Theoretical grounding: Liu & Gore, Neural Scaling Universality: If Exponents Are Fixed, Time to Understand Coefficients (arXiv:2606.25008, Jun 2026). Distilled in
katgpt-rs/.research/315_Neural_Scaling_Universality_Exponents_Fixed_Coefficients_Actionable.md.
The AGENTS.md rule "Use sigmoid not softmax" is enforced pervasively in this codebase — fast_sigmoid / simd_sigmoid_inplace in katgpt-core/src/simd/, direction_vector_decode in the analytic lattice decoder, select_action in the bridge layer, the CUCG G6 gate (benches/cucg_goat.rs, statically asserts 0 softmax hits), CommittedFieldBlend and PersonalityWeightedComposition blend weights, and the LM head's log-softmax over vocabulary (the one place softmax is correct, since the LM head must produce a proper distribution). Liu & Gore argue that scaling-law exponents are universal and fixed by three generic mechanisms: the 1/3 time exponent is fixed by softmax's partition-of-unity nonlinearity; the inverse-width exponent by superposition; the inverse-depth exponent by ensembling. Coefficients, not exponents, are the actionable lever. Per their argument, our pervasive use of sigmoid gates (gentler, per-coordinate, no partition constraint) places our runtime blending gates in a different universality class than softmax-gated blending — not better, just structurally distinct, with different effective exponent behavior. This is the missing theoretical justification that Research 295 deferred for the sigmoid-not-softmax rule. The runtime canary in CUCG G6 (benches/cucg_goat.rs) demonstrates the structural difference quantitatively: under large scale T, softmax output entropy collapses to 0 (one-hot) while sigmoid normalized entropy plateaus at log(n_positive) — a nonzero floor set by input sign structure, not by partition dynamics.

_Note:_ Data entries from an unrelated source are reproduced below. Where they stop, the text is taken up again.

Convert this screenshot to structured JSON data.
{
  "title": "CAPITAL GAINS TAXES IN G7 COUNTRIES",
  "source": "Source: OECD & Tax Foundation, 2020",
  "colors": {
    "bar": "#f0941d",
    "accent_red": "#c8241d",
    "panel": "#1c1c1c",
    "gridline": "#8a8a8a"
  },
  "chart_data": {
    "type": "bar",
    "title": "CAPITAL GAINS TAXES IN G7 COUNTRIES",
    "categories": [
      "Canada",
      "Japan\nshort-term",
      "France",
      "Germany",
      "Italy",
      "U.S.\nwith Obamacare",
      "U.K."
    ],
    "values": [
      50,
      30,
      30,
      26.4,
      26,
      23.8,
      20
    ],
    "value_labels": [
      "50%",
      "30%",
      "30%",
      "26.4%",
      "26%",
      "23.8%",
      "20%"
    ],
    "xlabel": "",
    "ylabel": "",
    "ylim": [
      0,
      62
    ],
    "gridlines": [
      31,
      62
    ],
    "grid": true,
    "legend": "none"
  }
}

Liu & Gore's complementary claim — coefficients, not exponents, are where performance is won — endorses the codebase's existing committed-blend stack as the correct inference-time instantiation of their recommendation. Four primitives navigate coefficient space without touching the (universal) exponent structure: PersonalityWeightedComposition (Plan 297, per-tick sigmoid-gated personality drift), CommittedFieldBlend (Plan 321, BLAKE3-committed archetype blend logits), the Spectral Budget Router (Plan 254, NS-depth layer allocation), and the MerkleFrozenEnvelope freeze/thaw swap in riir-neuron-db. Resources spent improving blend granularity, commit frequency, or drift stability are spending on the actionable axis the paper identifies — not on a workaround around scaling limits.
- Not a claim that sigmoid is better than softmax. The paper makes no such claim and neither do we. The claim is structural: sigmoid gates live in a different universality class. Which class is better for which inference task is empirical (riir-train territory).
- Not a Chinchilla-style compute recipe. The paper argues coefficients matter but does not prescribe how to navigate them at training time. Our coefficient navigation is inference-time (blend, route, freeze) and already shipped.
- Not a constraint on the LM head. The LM head softmax is exactly where the 1/3 exponent should be fixed (it is the canonical softmax nonlinearity). The escape applies to blending gates, not to the output distribution.